Orthopedist who utilize speech recognition for dictation and/or patient records/charts will be less resistant to purchasing electronic medical records employing telephony.
Regular orthopedic sales will continue to decline approximately 13% per year without new products, based on past performance.
At the end of 2003, or sometime during that time period, our number of demos should increase due to increased awareness and use of technology.
Every new employee will require a new computer at the cost of $2,500 (monitor, and CPU. Each CPU will have a fax modem, zip drive, CD ROM and current specs show 512 MB RAM). The anticipated software for each system will be approximately $1,000 of the total price.
We will share existing printers, from the network. Therefore, additional printers needed will be minimum year to year.
A new phone system will be needed in the year 2005.
Every other year, new computers will need to be purchased for everyone, with the exception of accounting, to keep up with a technology relative to our core software.
Our closing rate will increase as we gain market penetration and word-of-mouth sales.
Bank finance charges are figured on credit card charges for 90% of VRS sales and 90% of orthopedic sales. The credit card charge is figured at 1.5%.
Revenue from electronic medical records sales will NOT be on credit cards. We believe these sales will be paid for from bank financing arranged by the individual physicians, OR through lease companies provided by us. It is not our intent to provide financing for these sales. A 20% to 25% deposit will be required with the balance due prior to final shipment.

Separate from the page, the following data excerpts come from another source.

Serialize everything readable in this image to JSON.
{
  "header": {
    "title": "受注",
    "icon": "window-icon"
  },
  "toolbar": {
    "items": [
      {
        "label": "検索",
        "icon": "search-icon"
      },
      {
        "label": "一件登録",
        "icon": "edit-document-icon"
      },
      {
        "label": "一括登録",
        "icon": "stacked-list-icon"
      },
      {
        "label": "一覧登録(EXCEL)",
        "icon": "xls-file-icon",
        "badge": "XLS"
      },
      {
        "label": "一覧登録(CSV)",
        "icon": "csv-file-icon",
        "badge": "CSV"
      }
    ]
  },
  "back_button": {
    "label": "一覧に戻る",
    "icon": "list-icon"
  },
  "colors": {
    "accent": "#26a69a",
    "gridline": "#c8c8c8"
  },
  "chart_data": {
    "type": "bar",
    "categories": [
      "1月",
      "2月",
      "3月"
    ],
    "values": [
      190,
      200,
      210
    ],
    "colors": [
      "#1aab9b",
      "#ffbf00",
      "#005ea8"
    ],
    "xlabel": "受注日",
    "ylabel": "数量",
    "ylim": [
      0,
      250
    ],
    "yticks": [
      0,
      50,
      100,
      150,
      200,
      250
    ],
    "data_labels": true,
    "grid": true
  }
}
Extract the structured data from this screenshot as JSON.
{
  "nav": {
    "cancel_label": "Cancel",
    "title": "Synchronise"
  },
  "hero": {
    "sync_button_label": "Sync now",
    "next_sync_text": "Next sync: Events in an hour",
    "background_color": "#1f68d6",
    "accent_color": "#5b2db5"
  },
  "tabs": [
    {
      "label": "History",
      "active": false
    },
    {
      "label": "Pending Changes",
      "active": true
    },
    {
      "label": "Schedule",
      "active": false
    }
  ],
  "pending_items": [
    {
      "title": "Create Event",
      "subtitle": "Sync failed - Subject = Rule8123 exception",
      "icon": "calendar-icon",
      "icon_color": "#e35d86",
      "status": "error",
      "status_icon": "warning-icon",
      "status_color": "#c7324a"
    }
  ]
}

The company is projected to reach profitability in FY 2005. The gross margin for this type of company is very different from a manufacturing facility. According to the IRS the cost of software development is depreciated over a three year period. The only cost of goods are the CD the software is burned on to, the printed instruction manual, and the runtime license for the speech recognition software. This produces an extremely high gross margin, but is accurate for this type of business. Companies like Microsoft, Peachtree, Corel, etc., will mirror unusually higher gross margins, when compared to typical manufacturing industries.
The following chart and table are the projected Cash Flow for Voice Control, Inc.
The following chart and table are the projected Balance Sheet for Voice Control, Inc.
The software industry ratio statistics have not been easy to obtain. As mentioned before, the cost of goods for this type of company is extremely low. Basically, we will have our runtime license for the speech recognition software, a CD and printed instruction material, (the instruction material may also be incorporated into the CD.) Companies like Microsoft, Peachtree, etc., traditionally will have low cost of goods and high gross margins as a result. We used NAICS code 541511, Custom Computer Programming Services, as a rough comparison.
Beginning in the fifth year of the plan, significant cash reserves will have been established. It is anticipated that the fifth year of the plan will provide the opportunity for the owners to begin buying back the shares of the company required to fund the start-up. The owners currently desire to buy back all outstanding shares during this year.